Interested in this claim, I did some sleuthing (read Googling) and discovered that African Americans have, for some time, raised objections to the fact that AAVE has been adopted by TikTok or Gen Z without any attribution.

These rebuttals have appeared on Black Twitter and in articles in several online publications. Since the eighties, rap and black culture have influenced young people through music, movies and language. Growing up, we used words like homie, word, diss and respect. Words and concepts from the hippie and other cultures have made their way into popular usage over the years, but the difference here is the people using the words had no idea they originated with African Americans. In fact, they believed this was new slang originated by young people from other cultures. Black people have rightly called this the cruellest form of cultural appropriation and ironically, in an era where Gen Z and the cancel culture brigade frown upon cultural appropriation, they have wilfully or unintentionally ignored their own actions. This is one of the points made by Kyla Lacey in her piece on The Hub: “A short dive down a TikTok rabbit hole left me angry and confused. Somehow the dialect with which my grandmothers (who died before most Gen-Z’ers were even able to form sentences) used is now considered Gen-Z speak or TikTok speak, and this simply is not true.”

Part of this anger relates to a phenomenon known as code switching, a term I heard years ago when listening to BBC World Radio. It is basically used to describe how we switch the language or the style of language we use depending on our social setting. Code switching is a way of fitting in, integrating, or even closing ranks. Take the case of two British Indians at work. Their white boss does not understand Hindi, so when they want to discuss something in front of him without him knowing, they speak in Hindi. A similar case of code switching is the G language that teenage girls used when I was young. Our cricketers are lambasted for speaking in English, but perhaps they feel the need to do it to fit in with other global stars.
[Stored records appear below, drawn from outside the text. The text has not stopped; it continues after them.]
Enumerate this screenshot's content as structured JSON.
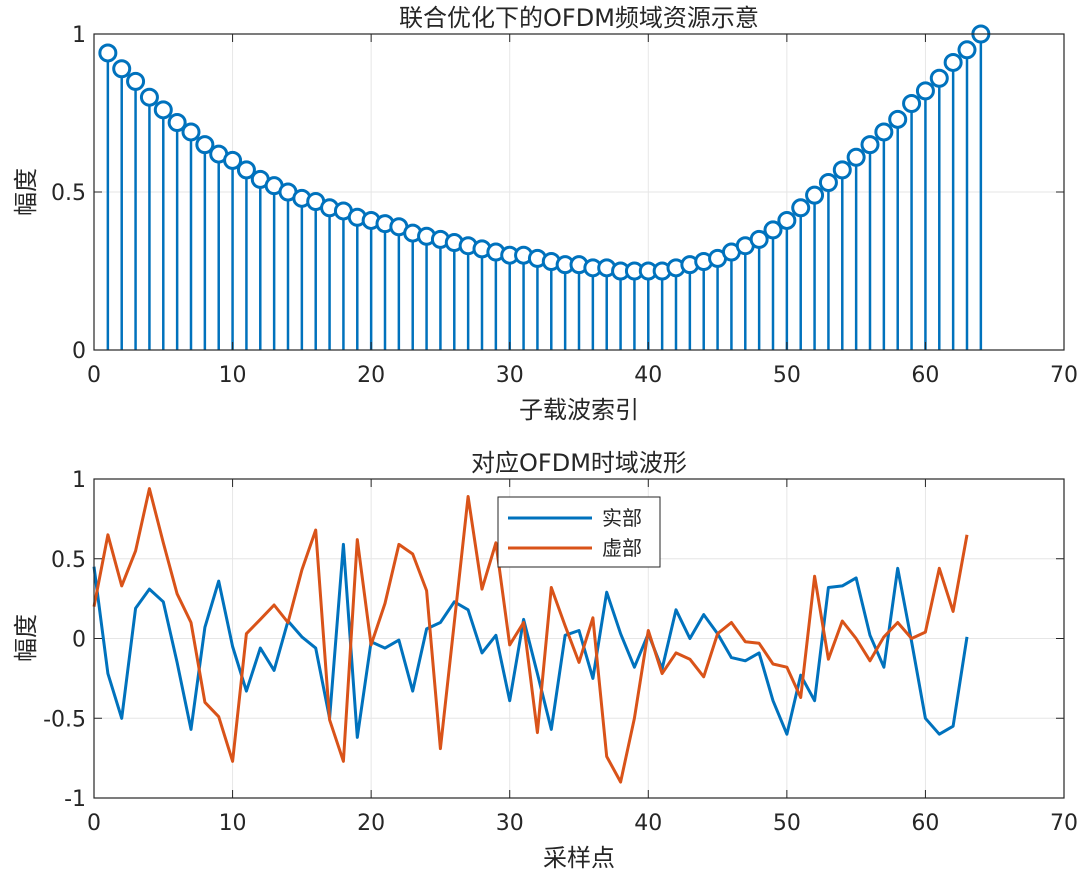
{
  "chart_data": [
    {
      "type": "stem",
      "title": "联合优化下的OFDM频域资源示意",
      "xlabel": "子载波索引",
      "ylabel": "幅度",
      "xlim": [
        0,
        70
      ],
      "ylim": [
        0,
        1
      ],
      "xticks": [
        0,
        10,
        20,
        30,
        40,
        50,
        60,
        70
      ],
      "yticks": [
        0,
        0.5,
        1
      ],
      "ytick_labels": [
        "0",
        "0.5",
        "1"
      ],
      "grid": true,
      "series": [
        {
          "color": "#0072BD",
          "x": [
            1,
            2,
            3,
            4,
            5,
            6,
            7,
            8,
            9,
            10,
            11,
            12,
            13,
            14,
            15,
            16,
            17,
            18,
            19,
            20,
            21,
            22,
            23,
            24,
            25,
            26,
            27,
            28,
            29,
            30,
            31,
            32,
            33,
            34,
            35,
            36,
            37,
            38,
            39,
            40,
            41,
            42,
            43,
            44,
            45,
            46,
            47,
            48,
            49,
            50,
            51,
            52,
            53,
            54,
            55,
            56,
            57,
            58,
            59,
            60,
            61,
            62,
            63,
            64
          ],
          "values": [
            0.94,
            0.89,
            0.85,
            0.8,
            0.76,
            0.72,
            0.69,
            0.65,
            0.62,
            0.6,
            0.57,
            0.54,
            0.52,
            0.5,
            0.48,
            0.47,
            0.45,
            0.44,
            0.42,
            0.41,
            0.4,
            0.39,
            0.37,
            0.36,
            0.35,
            0.34,
            0.33,
            0.32,
            0.31,
            0.3,
            0.3,
            0.29,
            0.28,
            0.27,
            0.27,
            0.26,
            0.26,
            0.25,
            0.25,
            0.25,
            0.25,
            0.26,
            0.27,
            0.28,
            0.29,
            0.31,
            0.33,
            0.35,
            0.38,
            0.41,
            0.45,
            0.49,
            0.53,
            0.57,
            0.61,
            0.65,
            0.69,
            0.73,
            0.78,
            0.82,
            0.86,
            0.91,
            0.95,
            1.0
          ]
        }
      ]
    },
    {
      "type": "line",
      "title": "对应OFDM时域波形",
      "xlabel": "采样点",
      "ylabel": "幅度",
      "xlim": [
        0,
        70
      ],
      "ylim": [
        -1,
        1
      ],
      "xticks": [
        0,
        10,
        20,
        30,
        40,
        50,
        60,
        70
      ],
      "yticks": [
        -1,
        -0.5,
        0,
        0.5,
        1
      ],
      "ytick_labels": [
        "-1",
        "-0.5",
        "0",
        "0.5",
        "1"
      ],
      "grid": true,
      "legend_position": "top-center",
      "x": [
        0,
        1,
        2,
        3,
        4,
        5,
        6,
        7,
        8,
        9,
        10,
        11,
        12,
        13,
        14,
        15,
        16,
        17,
        18,
        19,
        20,
        21,
        22,
        23,
        24,
        25,
        26,
        27,
        28,
        29,
        30,
        31,
        32,
        33,
        34,
        35,
        36,
        37,
        38,
        39,
        40,
        41,
        42,
        43,
        44,
        45,
        46,
        47,
        48,
        49,
        50,
        51,
        52,
        53,
        54,
        55,
        56,
        57,
        58,
        59,
        60,
        61,
        62,
        63
      ],
      "series": [
        {
          "name": "实部",
          "color": "#0072BD",
          "values": [
            0.45,
            -0.22,
            -0.5,
            0.19,
            0.31,
            0.23,
            -0.15,
            -0.57,
            0.07,
            0.36,
            -0.05,
            -0.33,
            -0.06,
            -0.2,
            0.11,
            0.01,
            -0.06,
            -0.5,
            0.59,
            -0.62,
            -0.02,
            -0.06,
            -0.01,
            -0.33,
            0.06,
            0.1,
            0.23,
            0.18,
            -0.09,
            0.02,
            -0.39,
            0.12,
            -0.22,
            -0.57,
            0.02,
            0.05,
            -0.25,
            0.29,
            0.03,
            -0.18,
            0.03,
            -0.19,
            0.18,
            0.0,
            0.15,
            0.03,
            -0.12,
            -0.14,
            -0.09,
            -0.39,
            -0.6,
            -0.23,
            -0.39,
            0.32,
            0.33,
            0.38,
            0.02,
            -0.18,
            0.44,
            -0.02,
            -0.5,
            -0.6,
            -0.55,
            0.01
          ]
        },
        {
          "name": "虚部",
          "color": "#D95319",
          "values": [
            0.2,
            0.65,
            0.33,
            0.55,
            0.94,
            0.6,
            0.28,
            0.1,
            -0.4,
            -0.49,
            -0.77,
            0.03,
            0.12,
            0.21,
            0.1,
            0.43,
            0.68,
            -0.51,
            -0.77,
            0.62,
            -0.04,
            0.22,
            0.59,
            0.53,
            0.3,
            -0.69,
            0.1,
            0.89,
            0.31,
            0.6,
            -0.04,
            0.1,
            -0.59,
            0.32,
            0.08,
            -0.15,
            0.13,
            -0.74,
            -0.9,
            -0.5,
            0.05,
            -0.22,
            -0.09,
            -0.13,
            -0.24,
            0.03,
            0.1,
            -0.02,
            -0.03,
            -0.16,
            -0.18,
            -0.37,
            0.39,
            -0.13,
            0.11,
            0.0,
            -0.14,
            0.01,
            0.1,
            0.0,
            0.04,
            0.44,
            0.17,
            0.65
          ]
        }
      ]
    }
  ]
}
As Lacey explains, growing up, she and other African Americans were required to hide their cultural heritage and AAVE was the first thing they suppressed. As she puts it so eloquently, nowadays AAVE is not good enough for the boardroom but good enough for the commercial. To sum it up, AAVE is like an heirloom and a language that, according to her, was mocked and ridiculed.
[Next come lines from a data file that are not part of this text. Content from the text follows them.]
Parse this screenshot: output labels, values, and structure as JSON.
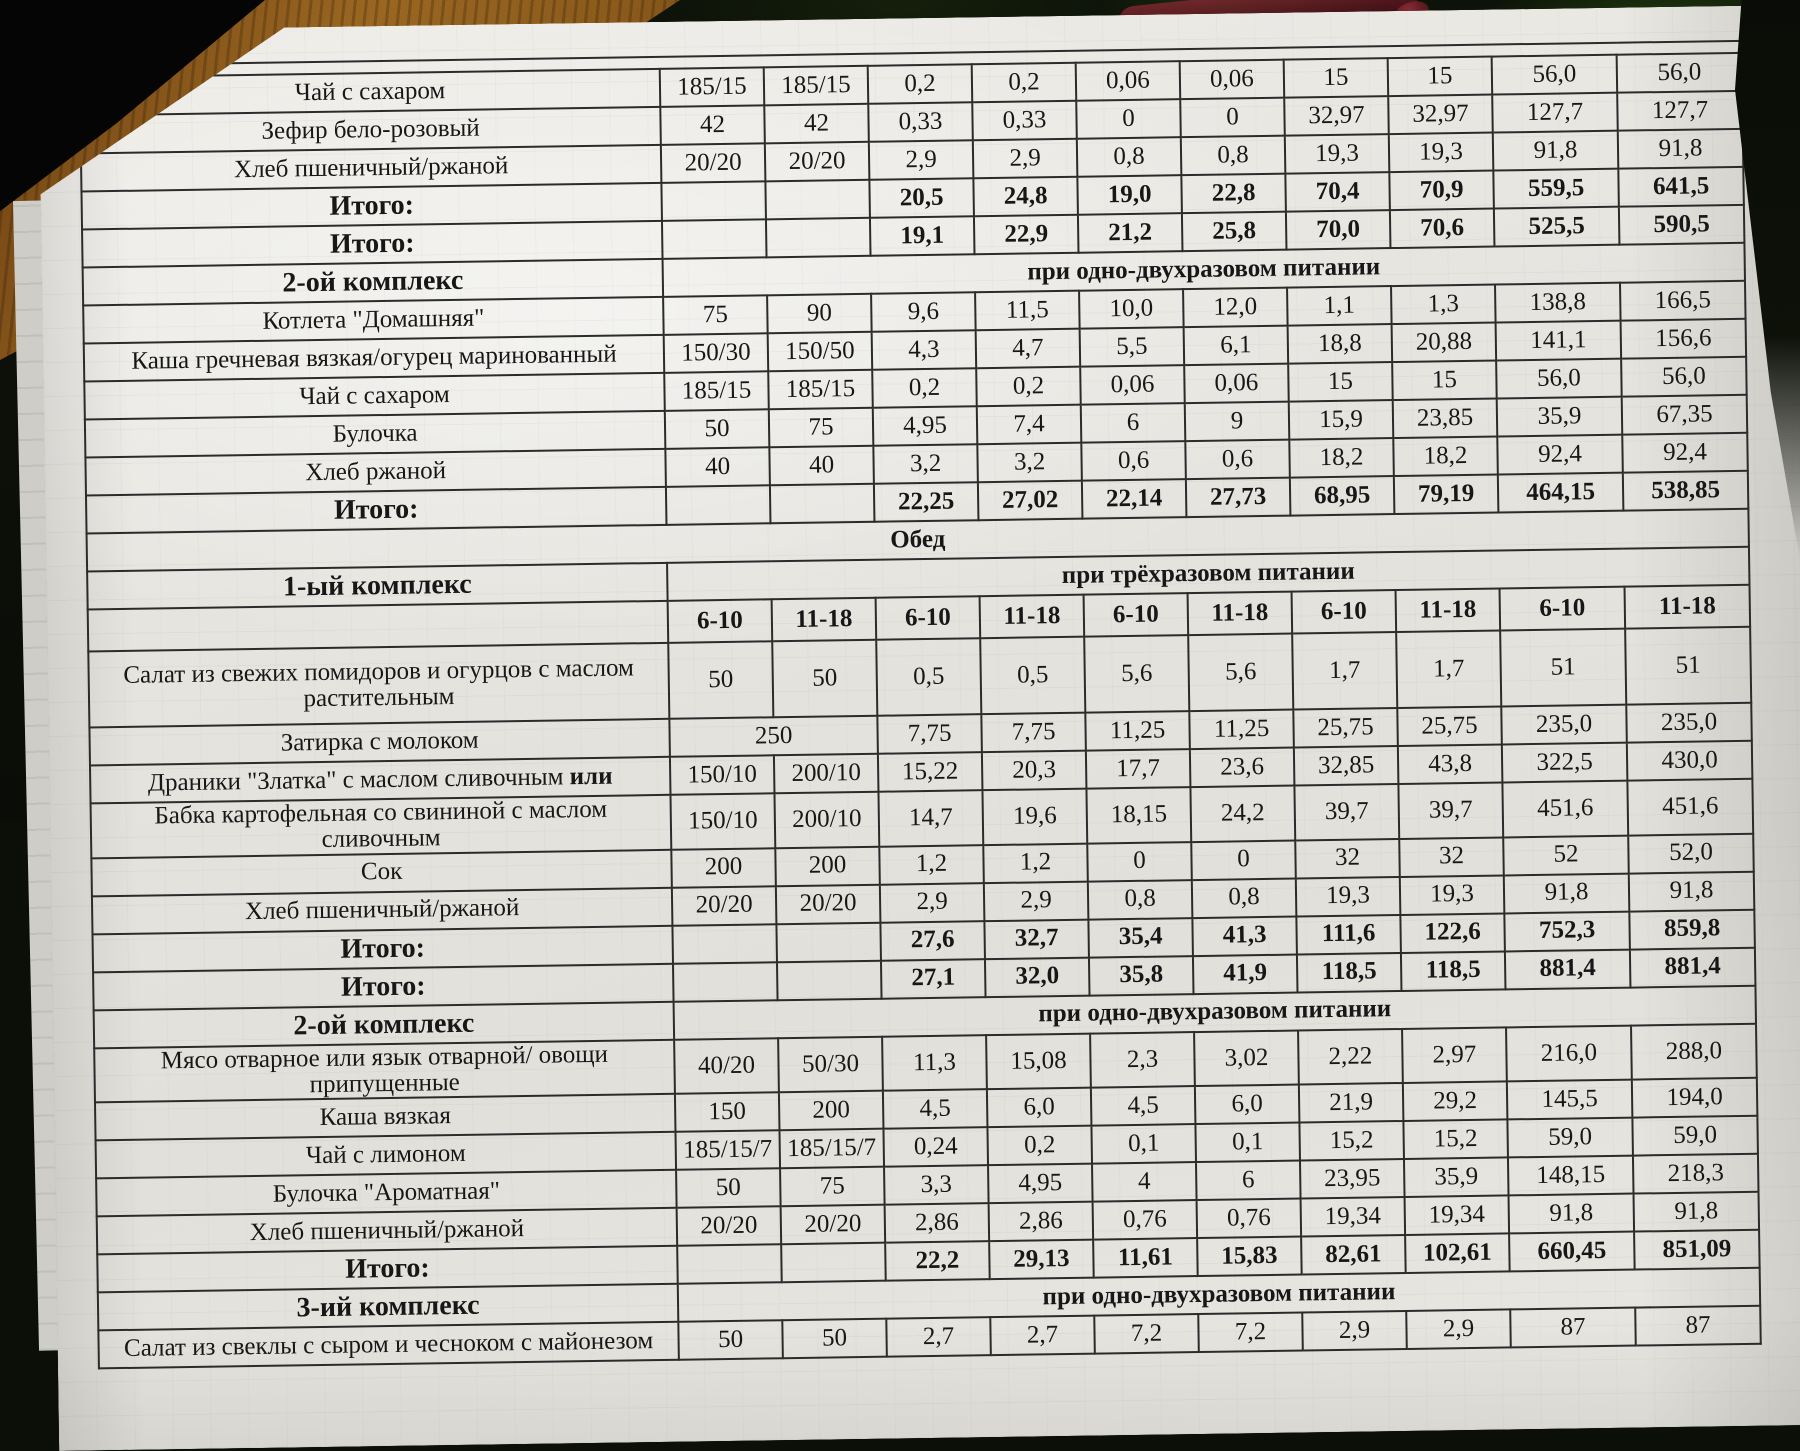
{
  "table": {
    "meal_title": "Обед",
    "age_group_labels": [
      "6-10",
      "11-18"
    ],
    "rows": [
      {
        "kind": "cut"
      },
      {
        "kind": "item",
        "label": "Чай с сахаром",
        "cells": [
          "185/15",
          "185/15",
          "0,2",
          "0,2",
          "0,06",
          "0,06",
          "15",
          "15",
          "56,0",
          "56,0"
        ]
      },
      {
        "kind": "item",
        "label": "Зефир бело-розовый",
        "cells": [
          "42",
          "42",
          "0,33",
          "0,33",
          "0",
          "0",
          "32,97",
          "32,97",
          "127,7",
          "127,7"
        ]
      },
      {
        "kind": "item",
        "label": "Хлеб пшеничный/ржаной",
        "cells": [
          "20/20",
          "20/20",
          "2,9",
          "2,9",
          "0,8",
          "0,8",
          "19,3",
          "19,3",
          "91,8",
          "91,8"
        ]
      },
      {
        "kind": "total",
        "label": "Итого:",
        "cells": [
          "",
          "",
          "20,5",
          "24,8",
          "19,0",
          "22,8",
          "70,4",
          "70,9",
          "559,5",
          "641,5"
        ]
      },
      {
        "kind": "total",
        "label": "Итого:",
        "cells": [
          "",
          "",
          "19,1",
          "22,9",
          "21,2",
          "25,8",
          "70,0",
          "70,6",
          "525,5",
          "590,5"
        ]
      },
      {
        "kind": "section",
        "label": "2-ой комплекс",
        "note": "при одно-двухразовом питании"
      },
      {
        "kind": "item",
        "label": "Котлета \"Домашняя\"",
        "cells": [
          "75",
          "90",
          "9,6",
          "11,5",
          "10,0",
          "12,0",
          "1,1",
          "1,3",
          "138,8",
          "166,5"
        ]
      },
      {
        "kind": "item",
        "label": "Каша гречневая вязкая/огурец маринованный",
        "cells": [
          "150/30",
          "150/50",
          "4,3",
          "4,7",
          "5,5",
          "6,1",
          "18,8",
          "20,88",
          "141,1",
          "156,6"
        ]
      },
      {
        "kind": "item",
        "label": "Чай с сахаром",
        "cells": [
          "185/15",
          "185/15",
          "0,2",
          "0,2",
          "0,06",
          "0,06",
          "15",
          "15",
          "56,0",
          "56,0"
        ]
      },
      {
        "kind": "item",
        "label": "Булочка",
        "cells": [
          "50",
          "75",
          "4,95",
          "7,4",
          "6",
          "9",
          "15,9",
          "23,85",
          "35,9",
          "67,35"
        ]
      },
      {
        "kind": "item",
        "label": "Хлеб ржаной",
        "cells": [
          "40",
          "40",
          "3,2",
          "3,2",
          "0,6",
          "0,6",
          "18,2",
          "18,2",
          "92,4",
          "92,4"
        ]
      },
      {
        "kind": "total",
        "label": "Итого:",
        "cells": [
          "",
          "",
          "22,25",
          "27,02",
          "22,14",
          "27,73",
          "68,95",
          "79,19",
          "464,15",
          "538,85"
        ]
      },
      {
        "kind": "meal",
        "label": "Обед"
      },
      {
        "kind": "section",
        "label": "1-ый комплекс",
        "note": "при трёхразовом питании"
      },
      {
        "kind": "colheads",
        "cells": [
          "6-10",
          "11-18",
          "6-10",
          "11-18",
          "6-10",
          "11-18",
          "6-10",
          "11-18",
          "6-10",
          "11-18"
        ]
      },
      {
        "kind": "item",
        "tall": true,
        "label": "Салат из свежих помидоров и огурцов с маслом растительным",
        "cells": [
          "50",
          "50",
          "0,5",
          "0,5",
          "5,6",
          "5,6",
          "1,7",
          "1,7",
          "51",
          "51"
        ]
      },
      {
        "kind": "item",
        "label": "Затирка с молоком",
        "cells": [
          {
            "t": "250",
            "span": 2
          },
          "7,75",
          "7,75",
          "11,25",
          "11,25",
          "25,75",
          "25,75",
          "235,0",
          "235,0"
        ]
      },
      {
        "kind": "item",
        "label": "Драники \"Златка\" с маслом сливочным ",
        "bold_suffix": "или",
        "cells": [
          "150/10",
          "200/10",
          "15,22",
          "20,3",
          "17,7",
          "23,6",
          "32,85",
          "43,8",
          "322,5",
          "430,0"
        ]
      },
      {
        "kind": "item",
        "label": "Бабка картофельная со свининой с маслом сливочным",
        "cells": [
          "150/10",
          "200/10",
          "14,7",
          "19,6",
          "18,15",
          "24,2",
          "39,7",
          "39,7",
          "451,6",
          "451,6"
        ]
      },
      {
        "kind": "item",
        "label": "Сок",
        "cells": [
          "200",
          "200",
          "1,2",
          "1,2",
          "0",
          "0",
          "32",
          "32",
          "52",
          "52,0"
        ]
      },
      {
        "kind": "item",
        "label": "Хлеб пшеничный/ржаной",
        "cells": [
          "20/20",
          "20/20",
          "2,9",
          "2,9",
          "0,8",
          "0,8",
          "19,3",
          "19,3",
          "91,8",
          "91,8"
        ]
      },
      {
        "kind": "total",
        "label": "Итого:",
        "cells": [
          "",
          "",
          "27,6",
          "32,7",
          "35,4",
          "41,3",
          "111,6",
          "122,6",
          "752,3",
          "859,8"
        ]
      },
      {
        "kind": "total",
        "label": "Итого:",
        "cells": [
          "",
          "",
          "27,1",
          "32,0",
          "35,8",
          "41,9",
          "118,5",
          "118,5",
          "881,4",
          "881,4"
        ]
      },
      {
        "kind": "section",
        "label": "2-ой комплекс",
        "note": "при одно-двухразовом питании"
      },
      {
        "kind": "item",
        "label": "Мясо отварное или язык отварной/ овощи припущенные",
        "cells": [
          "40/20",
          "50/30",
          "11,3",
          "15,08",
          "2,3",
          "3,02",
          "2,22",
          "2,97",
          "216,0",
          "288,0"
        ]
      },
      {
        "kind": "item",
        "label": "Каша вязкая",
        "cells": [
          "150",
          "200",
          "4,5",
          "6,0",
          "4,5",
          "6,0",
          "21,9",
          "29,2",
          "145,5",
          "194,0"
        ]
      },
      {
        "kind": "item",
        "label": "Чай с лимоном",
        "cells": [
          "185/15/7",
          "185/15/7",
          "0,24",
          "0,2",
          "0,1",
          "0,1",
          "15,2",
          "15,2",
          "59,0",
          "59,0"
        ]
      },
      {
        "kind": "item",
        "label": "Булочка \"Ароматная\"",
        "cells": [
          "50",
          "75",
          "3,3",
          "4,95",
          "4",
          "6",
          "23,95",
          "35,9",
          "148,15",
          "218,3"
        ]
      },
      {
        "kind": "item",
        "label": "Хлеб пшеничный/ржаной",
        "cells": [
          "20/20",
          "20/20",
          "2,86",
          "2,86",
          "0,76",
          "0,76",
          "19,34",
          "19,34",
          "91,8",
          "91,8"
        ]
      },
      {
        "kind": "total",
        "label": "Итого:",
        "cells": [
          "",
          "",
          "22,2",
          "29,13",
          "11,61",
          "15,83",
          "82,61",
          "102,61",
          "660,45",
          "851,09"
        ]
      },
      {
        "kind": "section",
        "label": "3-ий комплекс",
        "note": "при одно-двухразовом питании"
      },
      {
        "kind": "item",
        "label": "Салат из свеклы с сыром и чесноком с майонезом",
        "cells": [
          "50",
          "50",
          "2,7",
          "2,7",
          "7,2",
          "7,2",
          "2,9",
          "2,9",
          "87",
          "87"
        ]
      }
    ]
  }
}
It therefore seems ridiculous for Gen Z to gate-keep something they did not create by hitting out at brands or older people who use ‘their terms’. It also seems ethically wrong for brands to use a language without a proper appreciation of its heritage and origin. In an era where brands are criticised as being the new colonisers, usurping the language of formerly enslaved people is not going to win them any fans or praise.

So what is the impact on young people and brands in Pakistan? Young people may not care about the origins of the words they use, but brands need to operate within ethical frameworks. Brands that really love our great nation (make Pakistan great again) need to start appreciating our own regional languages and not just limit themselves to the Urdu script and typography. Akhir kaar hum kissi se kum nahin hai.